State Senators discuss importance of civility in government
When State Senators Caleb Rowden and Lincoln Hough visited the Chamber on November 8, they talked about some of the state legislature’s accomplishments in 2019 and the potential for the 2020 session. But they also talked about why they are both fearful and optimistic about the future of our state.
The two senators were the featured guests at the last edition of the Chamber’s 2019 Public Policy Speaker Series. Rowden, who serves as Senate Majority Floor Leader, has represented the 19th district around Columbia since 2017, while Hough is in his first Senate term from the 30th district in Greene County.
They talked about the importance of Gov. Mike Parson’s continued focus on workforce development and infrastructure, as well as his focus on doing a better job in economic development.
“Gov. Parson has carried the idea we need to better market our state,” Rowden said. “Sometimes in Missouri, we’re not good at knowing what we’re good at – we need to understand what our story is and then tell it. We’re better at that today; but now that we can understand who we are, how do we tell the story?”

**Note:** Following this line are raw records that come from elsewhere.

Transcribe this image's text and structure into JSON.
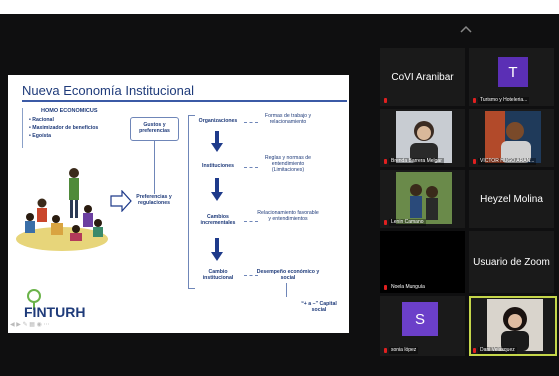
{
  "slide": {
    "title": "Nueva Economía Institucional",
    "homo": {
      "heading": "HOMO ECONOMICUS",
      "items": [
        "Racional",
        "Maximizador de beneficios",
        "Egoísta"
      ]
    },
    "gustos": "Gustos y preferencias",
    "preferencias": "Preferencias y regulaciones",
    "col1": [
      "Organizaciones",
      "Instituciones",
      "Cambios incrementales",
      "Cambio institucional"
    ],
    "col2": [
      "Formas de trabajo y relacionamiento",
      "Reglas y normas de entendimiento (Limitaciones)",
      "Relacionamiento favorable y entendimientos",
      "Desempeño económico y social"
    ],
    "capital": "“+ a –” Capital social",
    "logo_text": "FINTURH"
  },
  "participants": [
    {
      "name_big": "CoVI Aranibar",
      "label": "",
      "type": "name"
    },
    {
      "name_big": "",
      "avatar_letter": "T",
      "avatar_color": "#5b2fb5",
      "label": "Turismo y Hoteleria...",
      "type": "avatar"
    },
    {
      "label": "Brenda Barrera Melgar",
      "type": "photo"
    },
    {
      "label": "VICTOR HUGO ARAN...",
      "type": "photo"
    },
    {
      "label": "Lenin Camano",
      "type": "photo"
    },
    {
      "name_big": "Heyzel Molina",
      "label": "",
      "type": "name"
    },
    {
      "label": "Noela Munguía",
      "type": "dark"
    },
    {
      "name_big": "Usuario de Zoom",
      "label": "",
      "type": "name"
    },
    {
      "avatar_letter": "S",
      "avatar_color": "#6b3fc9",
      "label": "sonia lópez",
      "type": "avatar"
    },
    {
      "label": "Dani Velásquez",
      "type": "photo"
    }
  ],
  "colors": {
    "accent_arrow": "#1e3a8a",
    "active_speaker_border": "#c5d64a",
    "muted_mic": "#e02020"
  }
}
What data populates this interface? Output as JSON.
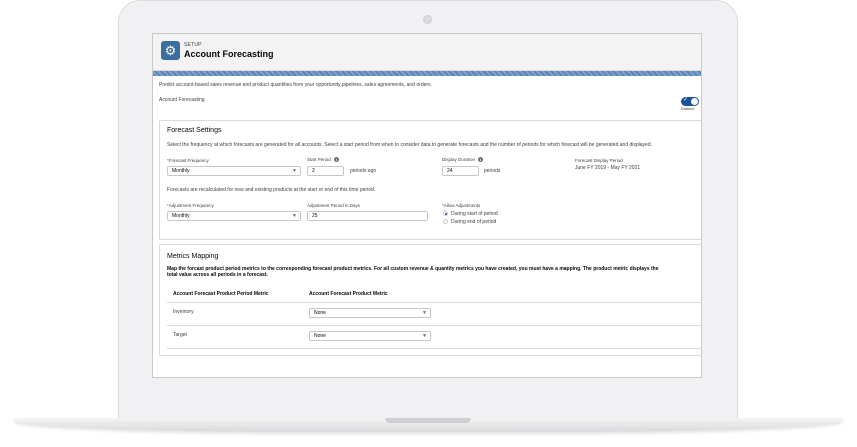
{
  "header": {
    "setup_label": "SETUP",
    "title": "Account Forecasting",
    "icon": "gear-icon"
  },
  "description": "Predict account-based sales revenue and product quantities from your opportunity pipelines, sales agreements, and orders.",
  "account_forecasting": {
    "label": "Account Forecasting",
    "toggle_status": "Enabled"
  },
  "forecast_settings": {
    "title": "Forecast Settings",
    "intro": "Select the frequency at which forecasts are generated for all accounts. Select a start period from when to consider data to generate forecasts and the number of periods for which forecast will be generated and displayed.",
    "frequency_label": "Forecast Frequency",
    "frequency_value": "Monthly",
    "start_period_label": "Start Period",
    "start_period_value": "2",
    "start_period_suffix": "periods ago",
    "display_duration_label": "Display Duration",
    "display_duration_value": "24",
    "display_duration_suffix": "periods",
    "display_period_label": "Forecast Display Period",
    "display_period_value": "June FY 2019 - May FY 2021",
    "recalc_note": "Forecasts are recalculated for new and existing products at the start or end of this time period.",
    "adjustment_frequency_label": "Adjustment Frequency",
    "adjustment_frequency_value": "Monthly",
    "adjustment_days_label": "Adjustment Period in Days",
    "adjustment_days_value": "25",
    "allow_adjustments_label": "Allow Adjustments",
    "option_start": "During start of period",
    "option_end": "During end of period"
  },
  "metrics_mapping": {
    "title": "Metrics Mapping",
    "intro_line1": "Map the forcast product period metrics to the corresponding forecast product metrics. For all custom revenue & quantity metrics you have created, you must have a mapping. The product metric displays the",
    "intro_line2": "total value across all periods in a forecast.",
    "col1": "Account Forecast Product Period Metric",
    "col2": "Account Forecast Product Metric",
    "rows": [
      {
        "metric": "Inventory",
        "value": "None"
      },
      {
        "metric": "Target",
        "value": "None"
      }
    ]
  },
  "colors": {
    "brand": "#1b5297",
    "header_icon": "#3b6fa0"
  }
}
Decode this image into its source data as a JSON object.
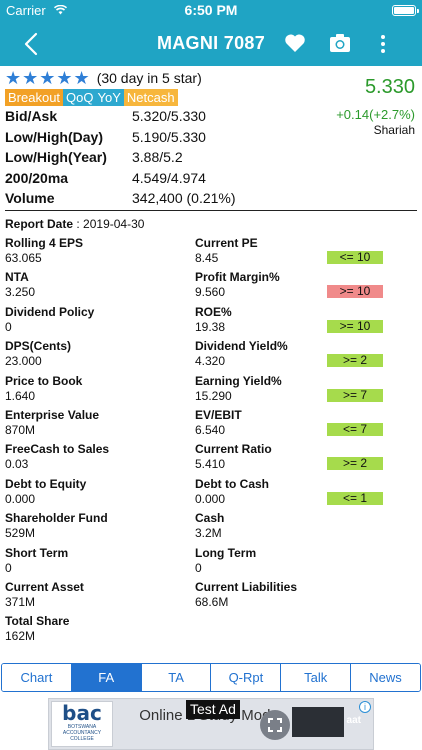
{
  "status_bar": {
    "carrier": "Carrier",
    "time": "6:50 PM"
  },
  "nav": {
    "title": "MAGNI 7087"
  },
  "rating": {
    "stars": "★★★★★",
    "note": "(30 day in 5 star)"
  },
  "tags": [
    "Breakout",
    "QoQ",
    "YoY",
    "Netcash"
  ],
  "price": {
    "last": "5.330",
    "change": "+0.14(+2.7%)",
    "shariah": "Shariah",
    "color": "#2c9a2c"
  },
  "quote": [
    {
      "label": "Bid/Ask",
      "value": "5.320/5.330"
    },
    {
      "label": "Low/High(Day)",
      "value": "5.190/5.330"
    },
    {
      "label": "Low/High(Year)",
      "value": "3.88/5.2"
    },
    {
      "label": "200/20ma",
      "value": "4.549/4.974"
    },
    {
      "label": "Volume",
      "value": "342,400 (0.21%)"
    }
  ],
  "report": {
    "label": "Report Date",
    "separator": ":",
    "date": "2019-04-30"
  },
  "fa": [
    {
      "left": {
        "label": "Rolling 4 EPS",
        "value": "63.065"
      },
      "right": {
        "label": "Current PE",
        "value": "8.45"
      },
      "badge": {
        "text": "<= 10",
        "status": "good"
      }
    },
    {
      "left": {
        "label": "NTA",
        "value": "3.250"
      },
      "right": {
        "label": "Profit Margin%",
        "value": "9.560"
      },
      "badge": {
        "text": ">= 10",
        "status": "bad"
      }
    },
    {
      "left": {
        "label": "Dividend Policy",
        "value": "0"
      },
      "right": {
        "label": "ROE%",
        "value": "19.38"
      },
      "badge": {
        "text": ">= 10",
        "status": "good"
      }
    },
    {
      "left": {
        "label": "DPS(Cents)",
        "value": "23.000"
      },
      "right": {
        "label": "Dividend Yield%",
        "value": "4.320"
      },
      "badge": {
        "text": ">= 2",
        "status": "good"
      }
    },
    {
      "left": {
        "label": "Price to Book",
        "value": "1.640"
      },
      "right": {
        "label": "Earning Yield%",
        "value": "15.290"
      },
      "badge": {
        "text": ">= 7",
        "status": "good"
      }
    },
    {
      "left": {
        "label": "Enterprise Value",
        "value": "870M"
      },
      "right": {
        "label": "EV/EBIT",
        "value": "6.540"
      },
      "badge": {
        "text": "<= 7",
        "status": "good"
      }
    },
    {
      "left": {
        "label": "FreeCash to Sales",
        "value": "0.03"
      },
      "right": {
        "label": "Current Ratio",
        "value": "5.410"
      },
      "badge": {
        "text": ">= 2",
        "status": "good"
      }
    },
    {
      "left": {
        "label": "Debt to Equity",
        "value": "0.000"
      },
      "right": {
        "label": "Debt to Cash",
        "value": "0.000"
      },
      "badge": {
        "text": "<= 1",
        "status": "good"
      }
    },
    {
      "left": {
        "label": "Shareholder Fund",
        "value": "529M"
      },
      "right": {
        "label": "Cash",
        "value": "3.2M"
      },
      "badge": null
    },
    {
      "left": {
        "label": "Short Term",
        "value": "0"
      },
      "right": {
        "label": "Long Term",
        "value": "0"
      },
      "badge": null
    },
    {
      "left": {
        "label": "Current Asset",
        "value": "371M"
      },
      "right": {
        "label": "Current Liabilities",
        "value": "68.6M"
      },
      "badge": null
    },
    {
      "left": {
        "label": "Total Share",
        "value": "162M"
      },
      "right": null,
      "badge": null
    }
  ],
  "tabs": [
    {
      "label": "Chart",
      "active": false
    },
    {
      "label": "FA",
      "active": true
    },
    {
      "label": "TA",
      "active": false
    },
    {
      "label": "Q-Rpt",
      "active": false
    },
    {
      "label": "Talk",
      "active": false
    },
    {
      "label": "News",
      "active": false
    }
  ],
  "ad": {
    "logo_big": "bac",
    "logo_small_1": "BOTSWANA",
    "logo_small_2": "ACCOUNTANCY",
    "logo_small_3": "COLLEGE",
    "text": "Online L Study Mode",
    "label": "Test Ad",
    "brand": "aat",
    "info": "i"
  },
  "colors": {
    "nav_bg": "#1fa4c4",
    "tab_accent": "#2272d0",
    "badge_good": "#a6db4c",
    "badge_bad": "#f08a8a",
    "star": "#2f7fd6"
  }
}
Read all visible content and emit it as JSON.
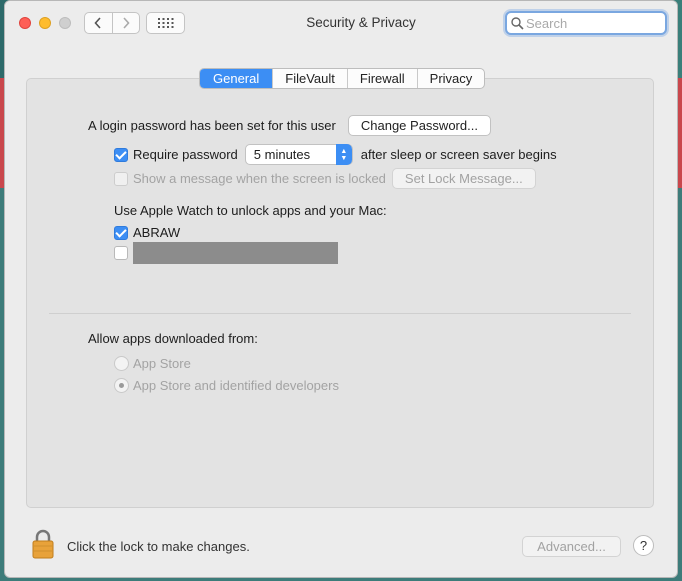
{
  "window": {
    "title": "Security & Privacy"
  },
  "toolbar": {
    "back_icon": "chevron-left-icon",
    "forward_icon": "chevron-right-icon",
    "grid_icon": "grid-icon"
  },
  "search": {
    "placeholder": "Search",
    "value": ""
  },
  "tabs": [
    {
      "label": "General",
      "active": true
    },
    {
      "label": "FileVault",
      "active": false
    },
    {
      "label": "Firewall",
      "active": false
    },
    {
      "label": "Privacy",
      "active": false
    }
  ],
  "general": {
    "login_text": "A login password has been set for this user",
    "change_password_label": "Change Password...",
    "require_password_label": "Require password",
    "require_password_checked": true,
    "require_password_delay": "5 minutes",
    "after_sleep_text": "after sleep or screen saver begins",
    "show_message_label": "Show a message when the screen is locked",
    "show_message_checked": false,
    "set_lock_message_label": "Set Lock Message...",
    "apple_watch_heading": "Use Apple Watch to unlock apps and your Mac:",
    "watches": [
      {
        "name": "ABRAW",
        "checked": true
      },
      {
        "name": "",
        "checked": false,
        "redacted": true
      }
    ],
    "allow_apps_heading": "Allow apps downloaded from:",
    "allow_options": [
      {
        "label": "App Store",
        "selected": false
      },
      {
        "label": "App Store and identified developers",
        "selected": true
      }
    ]
  },
  "footer": {
    "lock_text": "Click the lock to make changes.",
    "advanced_label": "Advanced...",
    "help_label": "?"
  },
  "colors": {
    "accent": "#3c8ef4",
    "window_bg": "#ececec",
    "panel_bg": "#e3e3e3"
  }
}
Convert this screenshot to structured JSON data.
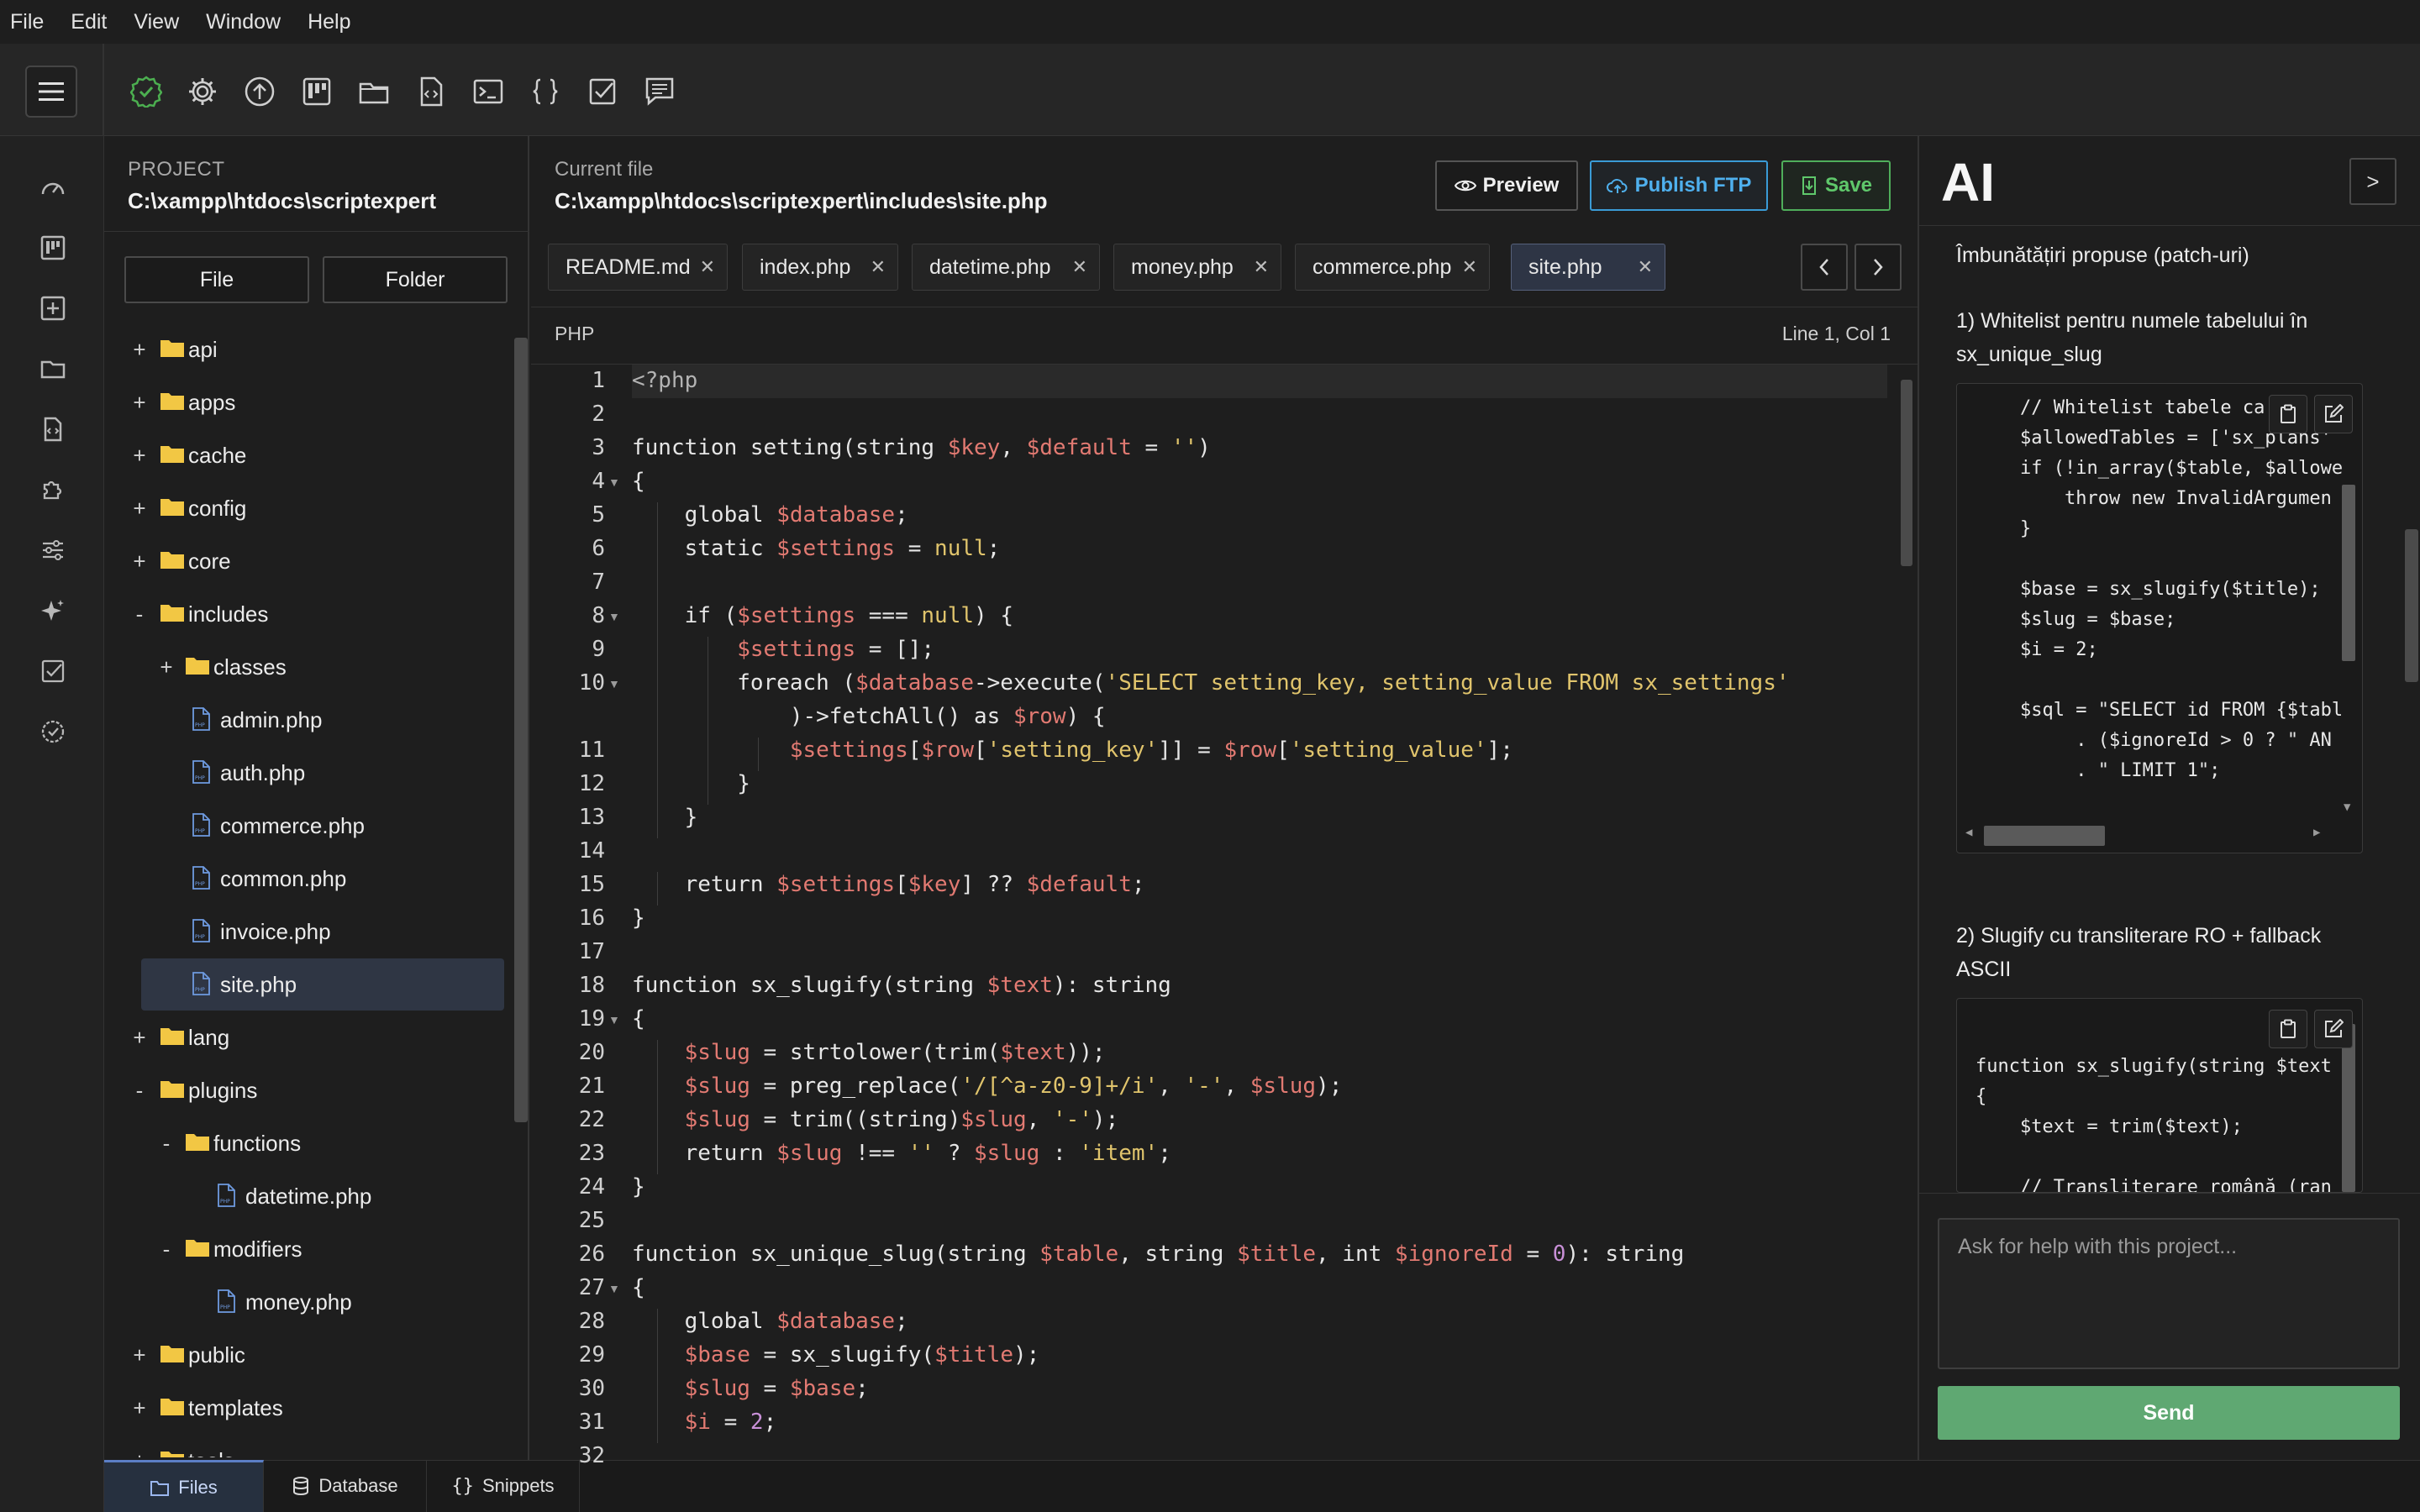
{
  "menu": [
    "File",
    "Edit",
    "View",
    "Window",
    "Help"
  ],
  "sidebar": {
    "project_label": "PROJECT",
    "project_path": "C:\\xampp\\htdocs\\scriptexpert",
    "file_button": "File",
    "folder_button": "Folder",
    "tree": [
      {
        "toggle": "+",
        "name": "api",
        "type": "folder",
        "depth": 0
      },
      {
        "toggle": "+",
        "name": "apps",
        "type": "folder",
        "depth": 0
      },
      {
        "toggle": "+",
        "name": "cache",
        "type": "folder",
        "depth": 0
      },
      {
        "toggle": "+",
        "name": "config",
        "type": "folder",
        "depth": 0
      },
      {
        "toggle": "+",
        "name": "core",
        "type": "folder",
        "depth": 0
      },
      {
        "toggle": "-",
        "name": "includes",
        "type": "folder",
        "depth": 0
      },
      {
        "toggle": "+",
        "name": "classes",
        "type": "folder",
        "depth": 1
      },
      {
        "toggle": "",
        "name": "admin.php",
        "type": "file",
        "depth": 1
      },
      {
        "toggle": "",
        "name": "auth.php",
        "type": "file",
        "depth": 1
      },
      {
        "toggle": "",
        "name": "commerce.php",
        "type": "file",
        "depth": 1
      },
      {
        "toggle": "",
        "name": "common.php",
        "type": "file",
        "depth": 1
      },
      {
        "toggle": "",
        "name": "invoice.php",
        "type": "file",
        "depth": 1
      },
      {
        "toggle": "",
        "name": "site.php",
        "type": "file",
        "depth": 1,
        "selected": true
      },
      {
        "toggle": "+",
        "name": "lang",
        "type": "folder",
        "depth": 0
      },
      {
        "toggle": "-",
        "name": "plugins",
        "type": "folder",
        "depth": 0
      },
      {
        "toggle": "-",
        "name": "functions",
        "type": "folder",
        "depth": 1
      },
      {
        "toggle": "",
        "name": "datetime.php",
        "type": "file",
        "depth": 2
      },
      {
        "toggle": "-",
        "name": "modifiers",
        "type": "folder",
        "depth": 1
      },
      {
        "toggle": "",
        "name": "money.php",
        "type": "file",
        "depth": 2
      },
      {
        "toggle": "+",
        "name": "public",
        "type": "folder",
        "depth": 0
      },
      {
        "toggle": "+",
        "name": "templates",
        "type": "folder",
        "depth": 0
      },
      {
        "toggle": "+",
        "name": "tools",
        "type": "folder",
        "depth": 0
      }
    ]
  },
  "bottom_tabs": {
    "files": "Files",
    "database": "Database",
    "snippets": "Snippets"
  },
  "editor": {
    "current_file_label": "Current file",
    "current_file_path": "C:\\xampp\\htdocs\\scriptexpert\\includes\\site.php",
    "preview": "Preview",
    "publish": "Publish FTP",
    "save": "Save",
    "tabs": [
      "README.md",
      "index.php",
      "datetime.php",
      "money.php",
      "commerce.php",
      "site.php"
    ],
    "active_tab": "site.php",
    "language": "PHP",
    "cursor": "Line 1, Col 1",
    "line_numbers": [
      "1",
      "2",
      "3",
      "4",
      "5",
      "6",
      "7",
      "8",
      "9",
      "10",
      "",
      "11",
      "12",
      "13",
      "14",
      "15",
      "16",
      "17",
      "18",
      "19",
      "20",
      "21",
      "22",
      "23",
      "24",
      "25",
      "26",
      "27",
      "28",
      "29",
      "30",
      "31",
      "32"
    ]
  },
  "ai": {
    "title": "AI",
    "toggle": ">",
    "heading": "Îmbunătățiri propuse (patch-uri)",
    "section1": "1) Whitelist pentru numele tabelului în sx_unique_slug",
    "code1": [
      "    // Whitelist tabele ca",
      "    $allowedTables = ['sx_plans'",
      "    if (!in_array($table, $allowe",
      "        throw new InvalidArgumen",
      "    }",
      "",
      "    $base = sx_slugify($title);",
      "    $slug = $base;",
      "    $i = 2;",
      "",
      "    $sql = \"SELECT id FROM {$tabl",
      "         . ($ignoreId > 0 ? \" AN",
      "         . \" LIMIT 1\";"
    ],
    "section2": "2) Slugify cu transliterare RO + fallback ASCII",
    "code2": [
      "function sx_slugify(string $text",
      "{",
      "    $text = trim($text);",
      "",
      "    // Transliterare română (ran"
    ],
    "input_placeholder": "Ask for help with this project...",
    "send": "Send"
  },
  "colors": {
    "accent_blue": "#3a9bd6",
    "save_green": "#4fae5b",
    "send_green": "#5fa872",
    "folder_yellow": "#f2c744",
    "check_green": "#4caf50"
  }
}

One key, Hough added, will be carrying some of that economic development momentum into 2020. He said that revenue and economic indicators both look promising at the moment, but “we need a sustainable growth plan.”
Then the two turned to their take on the current political climate, and neither was thrilled with the tone of the current political discourse. Hough said he wanted to build a better community and a better state for his children’s future, but sometimes the lack of civility in political conversation can be off-putting.
“I don’t always understand all of my colleagues’ struggles, but I’m willing to go and learn. Let’s all work together and be civil,” he said. “The best thing Missouri has is our people and our work ethic. People are willing to work and willing to learn.”
For his part, Rowden said he values the ability to talk to everyone, regardless of which side of the aisle they sit on. “We need respect and camaraderie. I want to have an impact on that, create that conversation and lead by example,” he said. “I value that even more than just passing a good piece of legislation.”